建設したのは嘉穂製作所というところで、テーマパークや温泉などにあるモノレールを多数手がけているらしい。飛鳥山モノレールが動いているのはラック(歯竿)&ピニオン(円形小歯車)という方式らしく、レールにあるラックに駆動する車体側のピニオンが引っかかって駆動しているという【北区HPにあるPDF:飛鳥山公園モノレールの概要より】。
毎分30mの速さでみるみるうちに上昇する。標高差17mとはいえ、なかなかの眺望だ。
昔は飛鳥山の頂上に展望タワーがあり池袋から赤羽あたりまで一望できたそうだが、北とぴあというビルに役割を取って代わられた。
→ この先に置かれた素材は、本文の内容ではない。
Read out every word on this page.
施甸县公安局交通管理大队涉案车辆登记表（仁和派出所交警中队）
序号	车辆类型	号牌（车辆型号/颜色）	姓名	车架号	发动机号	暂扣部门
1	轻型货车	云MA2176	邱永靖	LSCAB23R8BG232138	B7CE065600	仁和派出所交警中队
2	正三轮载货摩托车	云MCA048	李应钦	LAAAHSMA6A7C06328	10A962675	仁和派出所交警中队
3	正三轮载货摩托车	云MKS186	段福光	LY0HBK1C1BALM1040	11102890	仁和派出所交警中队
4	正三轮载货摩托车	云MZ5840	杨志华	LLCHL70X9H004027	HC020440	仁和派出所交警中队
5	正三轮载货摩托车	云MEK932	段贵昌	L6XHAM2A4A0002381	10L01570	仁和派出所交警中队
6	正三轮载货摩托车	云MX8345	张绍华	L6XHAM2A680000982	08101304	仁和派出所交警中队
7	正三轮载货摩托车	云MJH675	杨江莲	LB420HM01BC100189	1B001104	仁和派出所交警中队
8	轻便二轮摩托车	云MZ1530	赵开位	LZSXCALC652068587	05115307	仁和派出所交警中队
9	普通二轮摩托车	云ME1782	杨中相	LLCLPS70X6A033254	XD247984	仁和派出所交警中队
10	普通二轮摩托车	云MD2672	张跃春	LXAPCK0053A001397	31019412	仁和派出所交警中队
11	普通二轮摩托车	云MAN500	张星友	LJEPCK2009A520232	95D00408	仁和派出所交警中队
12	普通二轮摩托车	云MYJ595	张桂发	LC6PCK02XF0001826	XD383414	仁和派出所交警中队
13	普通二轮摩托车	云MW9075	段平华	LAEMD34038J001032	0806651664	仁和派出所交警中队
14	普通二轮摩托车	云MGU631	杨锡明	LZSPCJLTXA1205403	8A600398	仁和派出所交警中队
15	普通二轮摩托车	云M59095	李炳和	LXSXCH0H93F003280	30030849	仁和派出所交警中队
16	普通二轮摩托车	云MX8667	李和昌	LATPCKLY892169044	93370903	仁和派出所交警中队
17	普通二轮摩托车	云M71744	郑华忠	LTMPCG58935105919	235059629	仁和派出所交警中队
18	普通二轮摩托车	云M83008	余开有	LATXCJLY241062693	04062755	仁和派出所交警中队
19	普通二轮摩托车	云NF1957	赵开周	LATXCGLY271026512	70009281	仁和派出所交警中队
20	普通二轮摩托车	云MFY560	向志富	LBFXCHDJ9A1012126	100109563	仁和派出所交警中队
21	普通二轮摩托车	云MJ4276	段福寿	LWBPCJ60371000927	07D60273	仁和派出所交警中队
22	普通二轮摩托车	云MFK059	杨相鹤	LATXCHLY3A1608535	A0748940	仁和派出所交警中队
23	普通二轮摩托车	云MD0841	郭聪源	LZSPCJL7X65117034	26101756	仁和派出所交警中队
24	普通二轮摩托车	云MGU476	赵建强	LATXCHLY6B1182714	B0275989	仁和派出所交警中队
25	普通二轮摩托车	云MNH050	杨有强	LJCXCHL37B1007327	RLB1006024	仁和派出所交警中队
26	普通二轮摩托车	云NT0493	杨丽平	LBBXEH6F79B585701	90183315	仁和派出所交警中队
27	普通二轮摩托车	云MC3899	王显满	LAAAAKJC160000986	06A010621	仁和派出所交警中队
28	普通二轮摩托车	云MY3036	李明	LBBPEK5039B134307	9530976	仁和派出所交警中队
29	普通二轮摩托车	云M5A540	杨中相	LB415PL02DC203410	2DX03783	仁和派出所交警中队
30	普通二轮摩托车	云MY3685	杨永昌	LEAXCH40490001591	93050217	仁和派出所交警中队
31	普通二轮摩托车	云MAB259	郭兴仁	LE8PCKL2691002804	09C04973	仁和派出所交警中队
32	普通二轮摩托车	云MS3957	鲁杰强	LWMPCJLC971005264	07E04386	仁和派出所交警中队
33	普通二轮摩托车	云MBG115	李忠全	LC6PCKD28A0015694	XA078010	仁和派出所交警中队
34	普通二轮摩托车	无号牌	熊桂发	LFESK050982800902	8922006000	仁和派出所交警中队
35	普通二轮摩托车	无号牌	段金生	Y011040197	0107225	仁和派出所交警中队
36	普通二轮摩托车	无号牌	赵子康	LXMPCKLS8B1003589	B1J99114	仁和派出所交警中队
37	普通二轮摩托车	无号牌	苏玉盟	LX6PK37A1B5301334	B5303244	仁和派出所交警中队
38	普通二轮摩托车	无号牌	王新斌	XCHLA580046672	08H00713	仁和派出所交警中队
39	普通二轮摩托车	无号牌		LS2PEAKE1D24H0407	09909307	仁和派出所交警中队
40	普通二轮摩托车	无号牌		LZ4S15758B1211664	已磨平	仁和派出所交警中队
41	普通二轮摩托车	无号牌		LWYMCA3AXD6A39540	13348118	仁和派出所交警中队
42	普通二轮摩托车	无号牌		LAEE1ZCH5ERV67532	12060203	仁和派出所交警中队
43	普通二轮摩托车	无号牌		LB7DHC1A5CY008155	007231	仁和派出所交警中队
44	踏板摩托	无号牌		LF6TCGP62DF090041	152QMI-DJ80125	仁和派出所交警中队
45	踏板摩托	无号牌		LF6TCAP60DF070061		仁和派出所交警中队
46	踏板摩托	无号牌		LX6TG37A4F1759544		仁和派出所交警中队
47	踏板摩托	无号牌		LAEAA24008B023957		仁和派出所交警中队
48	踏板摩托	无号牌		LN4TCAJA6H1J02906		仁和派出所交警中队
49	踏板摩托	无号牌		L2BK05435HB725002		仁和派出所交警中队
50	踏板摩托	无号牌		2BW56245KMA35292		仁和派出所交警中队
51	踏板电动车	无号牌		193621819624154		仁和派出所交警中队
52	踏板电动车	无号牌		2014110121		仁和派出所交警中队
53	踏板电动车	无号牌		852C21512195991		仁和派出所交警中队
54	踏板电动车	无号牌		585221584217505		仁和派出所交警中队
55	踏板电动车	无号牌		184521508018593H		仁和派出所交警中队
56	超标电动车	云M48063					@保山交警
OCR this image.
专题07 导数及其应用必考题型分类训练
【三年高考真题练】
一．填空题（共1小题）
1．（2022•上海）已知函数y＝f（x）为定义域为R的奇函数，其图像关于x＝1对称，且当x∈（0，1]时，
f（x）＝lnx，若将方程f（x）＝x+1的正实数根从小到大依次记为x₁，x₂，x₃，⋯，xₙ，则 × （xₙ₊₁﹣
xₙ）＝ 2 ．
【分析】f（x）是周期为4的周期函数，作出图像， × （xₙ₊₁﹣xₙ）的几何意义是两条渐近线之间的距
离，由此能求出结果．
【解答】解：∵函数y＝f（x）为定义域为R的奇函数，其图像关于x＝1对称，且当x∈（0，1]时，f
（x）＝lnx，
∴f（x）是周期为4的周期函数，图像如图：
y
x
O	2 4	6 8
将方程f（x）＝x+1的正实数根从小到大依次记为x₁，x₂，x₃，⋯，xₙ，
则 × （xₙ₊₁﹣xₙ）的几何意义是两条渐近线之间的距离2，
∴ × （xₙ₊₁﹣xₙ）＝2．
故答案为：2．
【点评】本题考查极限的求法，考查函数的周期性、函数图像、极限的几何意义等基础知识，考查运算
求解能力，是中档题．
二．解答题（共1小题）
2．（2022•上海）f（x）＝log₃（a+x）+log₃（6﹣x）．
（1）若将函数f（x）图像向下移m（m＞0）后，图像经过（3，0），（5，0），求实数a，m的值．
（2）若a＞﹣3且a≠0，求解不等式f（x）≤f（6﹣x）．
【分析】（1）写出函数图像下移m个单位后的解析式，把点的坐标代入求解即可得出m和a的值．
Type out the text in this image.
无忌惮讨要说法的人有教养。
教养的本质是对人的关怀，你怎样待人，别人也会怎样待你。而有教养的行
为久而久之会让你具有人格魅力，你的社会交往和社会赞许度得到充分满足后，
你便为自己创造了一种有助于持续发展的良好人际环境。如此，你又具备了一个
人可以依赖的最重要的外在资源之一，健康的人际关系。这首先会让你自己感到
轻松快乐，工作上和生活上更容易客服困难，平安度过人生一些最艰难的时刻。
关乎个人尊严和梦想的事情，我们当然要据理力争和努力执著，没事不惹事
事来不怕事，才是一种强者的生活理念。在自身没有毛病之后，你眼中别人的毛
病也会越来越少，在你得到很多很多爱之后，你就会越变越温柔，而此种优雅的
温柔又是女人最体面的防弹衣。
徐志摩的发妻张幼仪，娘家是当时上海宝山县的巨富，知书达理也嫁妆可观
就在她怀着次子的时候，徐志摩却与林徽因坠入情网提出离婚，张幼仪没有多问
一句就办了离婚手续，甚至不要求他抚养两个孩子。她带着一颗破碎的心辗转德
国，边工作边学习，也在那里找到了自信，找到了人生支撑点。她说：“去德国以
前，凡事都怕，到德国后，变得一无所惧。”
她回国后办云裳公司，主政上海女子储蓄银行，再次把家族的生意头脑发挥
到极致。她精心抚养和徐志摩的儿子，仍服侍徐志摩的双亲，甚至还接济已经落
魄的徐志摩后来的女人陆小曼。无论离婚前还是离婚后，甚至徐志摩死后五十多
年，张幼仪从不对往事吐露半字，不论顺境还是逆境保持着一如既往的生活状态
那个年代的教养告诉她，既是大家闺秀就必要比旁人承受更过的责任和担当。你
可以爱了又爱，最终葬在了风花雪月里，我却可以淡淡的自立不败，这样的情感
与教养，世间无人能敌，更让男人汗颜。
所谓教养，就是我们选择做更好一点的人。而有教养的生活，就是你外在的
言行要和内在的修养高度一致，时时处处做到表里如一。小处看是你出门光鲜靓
椅子は6席あり、立ち乗りスペースが10人程で定員は16人となっている。この車内の様子を撮影したとき、丁度その北とぴあが見えたが、以前はこんな感じで王子の町を見下ろせたのだろう。これに乗る前は感じられなかった景色だ。
頂上付近は春の頃は花見で大賑わい。落語に「長屋の花見」など飛鳥山の桜が舞台となる噺があるほど古くからの花見の名所。今年撮った写真を載せておこう。
ならば春にこの記事を更新すればよいと思われるかもしれないが、モノレールがまだなかった故。一応鉄道つながりということで、この先、飛鳥山3つの博物館の対面にこども広場のような小児向けの遊戯スペースがあるのだが、ここに展示されているのが旧式の都電。
6000形と呼ばれる車両で1949年製。一緒に1943年製のD51機関車も展示されている。両者中に入れることもあっていつも子供のはしゃぐ声がこだましている。
6000形は10年ほど前まで都電の日などに運転され、貸切運用もされていたが、今では車庫での静態展示に留まっている。
一球さん号の愛称で親しまれたそれはクリーム地に濃いグリーンのペイントが施され、中は一部木製でそれは愛着を覚える車体だったが(下写真は飛鳥山のもの。座席はベンチに変更されている)、現在飛鳥山にあるものは2005年に修復と再塗装が施されているのだそうだ。
以前は雨ざらしで酷い保存状態だったと聞く【参照:飛鳥山公園Wikipedia|東京都交通局他】。
このオレンジのカラーは緑になる前の塗装で、荒川線以外にも都区内を縦横無尽に走っていた頃のカラーリングで、往時を知る方は哀愁を覚えることだろう。
こうして今現在、嘗ての都電が保存される近くを最新のモノレールが走り、その横を現役の都電がエッチラオッチラ坂を登っているというなんとも不思議な光景に出会うことが出来るのも、これまた幸せなことなのかもしれない。